Just as it is important to continuously collect feedback, Nwajei says that keeping patients engaged throughout the process boosts retention. On an individual level, she says participants feel valued when they receive personalized messages (which can be automated), such as birthday greetings, remembering special life events, and engaging one-on-one during visits. On a global scale, she notes, sponsors can harness digital media to push awareness.

Building trust while keeping ethics and regulations in mind

Sponsors must possess a high level of cultural competence in order to build trust in underserved communities. They should know and understand how people of various demographic groups want to receive information, says Dezbee McDaniel, cofounder/CEO of CliniSpan Health. CliniSpan uses AI-driven influencer matching technology to promote patient education and engagement.McDaniel emphasizes that “nothing works in today’s world of marketing without the integration of social media platforms, and that is true for patient education and engagement as well.

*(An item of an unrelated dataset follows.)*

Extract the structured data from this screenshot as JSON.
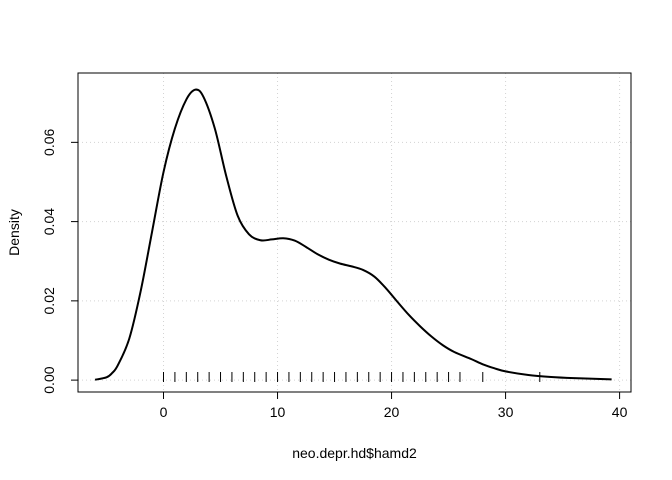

Ethical considerations for leveraging social influencers, however, are centered on information sharing and data privacy. These are universal industry concerns, regardless of the medium. Another red flag regarding social media is the sheer amount of misinformation shared. Sponsors must carefully choose communication partners to ensure the accuracy of information. Failure to do so will erode the trust they have worked so hard to develop within patient communities.

McDaniel says social media is not highly regulated industry wide, but more stringent regulation is on the horizon. That means it is up to sponsors and their recruitment partners to set specific guidelines on how to share content and how to engage the public.

In conclusion

Sponsors seeking to recruit trial participants from marginalized communities must first earn their trust. To do this, they must elicit feedback from patients and then act upon that input. They must ensure that their study teams are diverse, reflecting the target population and providing a certain level of comfort. They must immerse themselves in these communities to learn communication preferences, address challenges to participation, and understand cultural nuances that could impact the decision to join a clinical trial.